Dr. Dan Wasserman, University of Texas Austin
February 25, 2021
The mid-infrared (mid-IR) spectral range (loosely defined as the wavelengths between 3-30µm) has become a burgeoning and dynamic field of research for a variety of technologically vital applications. Nonetheless, the development of the mid-IR optical infrastructure still trails behind that of the shorter, more mature, telecom and visible wavelength ranges. This can be viewed as a drawback of mid-IR photonics research (more expensive, limited efficiency components and materials), or alternatively, as an opportunity. In particular, the mid-IR provides a design space where a wide range of engineered and intrinsic light matter interactions can be harnessed to develop a new generation of optical materials. In this talk, Dr.
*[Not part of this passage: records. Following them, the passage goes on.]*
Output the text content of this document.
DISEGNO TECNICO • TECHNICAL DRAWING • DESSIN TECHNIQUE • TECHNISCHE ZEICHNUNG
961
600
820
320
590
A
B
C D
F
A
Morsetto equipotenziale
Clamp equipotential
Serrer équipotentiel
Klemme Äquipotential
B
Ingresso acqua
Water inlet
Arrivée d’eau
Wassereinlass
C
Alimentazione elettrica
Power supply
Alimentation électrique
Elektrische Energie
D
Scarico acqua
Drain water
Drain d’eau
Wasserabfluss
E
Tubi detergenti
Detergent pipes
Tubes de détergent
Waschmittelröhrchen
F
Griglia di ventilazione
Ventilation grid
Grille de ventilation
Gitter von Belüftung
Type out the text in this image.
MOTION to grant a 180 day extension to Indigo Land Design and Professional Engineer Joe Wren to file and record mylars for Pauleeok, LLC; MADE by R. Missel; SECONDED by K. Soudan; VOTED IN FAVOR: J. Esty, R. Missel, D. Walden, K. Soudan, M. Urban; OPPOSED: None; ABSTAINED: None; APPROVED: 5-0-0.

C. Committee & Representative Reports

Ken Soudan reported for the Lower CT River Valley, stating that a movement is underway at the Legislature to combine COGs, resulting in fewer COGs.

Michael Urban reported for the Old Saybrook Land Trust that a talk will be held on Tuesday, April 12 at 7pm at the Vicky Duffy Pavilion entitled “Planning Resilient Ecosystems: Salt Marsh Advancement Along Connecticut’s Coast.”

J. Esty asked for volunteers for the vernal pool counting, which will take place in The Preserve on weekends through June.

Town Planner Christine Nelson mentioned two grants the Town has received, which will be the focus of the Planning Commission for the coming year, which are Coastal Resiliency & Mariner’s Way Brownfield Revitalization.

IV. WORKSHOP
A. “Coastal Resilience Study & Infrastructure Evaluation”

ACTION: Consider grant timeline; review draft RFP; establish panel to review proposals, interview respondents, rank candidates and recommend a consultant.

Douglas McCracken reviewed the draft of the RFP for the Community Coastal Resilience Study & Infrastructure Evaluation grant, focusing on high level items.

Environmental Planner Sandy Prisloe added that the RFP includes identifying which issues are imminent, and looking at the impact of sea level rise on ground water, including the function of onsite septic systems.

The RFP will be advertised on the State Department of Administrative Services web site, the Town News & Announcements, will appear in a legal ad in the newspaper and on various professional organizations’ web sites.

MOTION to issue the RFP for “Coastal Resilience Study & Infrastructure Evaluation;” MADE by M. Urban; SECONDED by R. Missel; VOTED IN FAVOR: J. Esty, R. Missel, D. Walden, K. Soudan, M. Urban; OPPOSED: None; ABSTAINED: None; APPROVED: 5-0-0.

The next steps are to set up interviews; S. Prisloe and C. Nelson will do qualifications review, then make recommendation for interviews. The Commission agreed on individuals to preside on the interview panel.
Wasserman discussed recent work developing novel optoelectronic, all-dielectric, plasmonic and phononic materials, devices, and structures for mid-IR wavelength applications. In particular, he discusses the range of phenomena which can be leveraged to demonstrate unique designer materials, mid-IR devices, and novel characterization techniques. He focuses on recent results demonstrating that all-epitaxial plasmonic materials can be integrated monolithically with quantum engineered optoelectronic materials for enhanced performance mid-IR detectors and emitters. Ultimately, Dr. Wasserman makes an effort to demonstrate that the mid-IR provides a unique materials playground for the exploration, and implementation, of a range of light-matter interactions.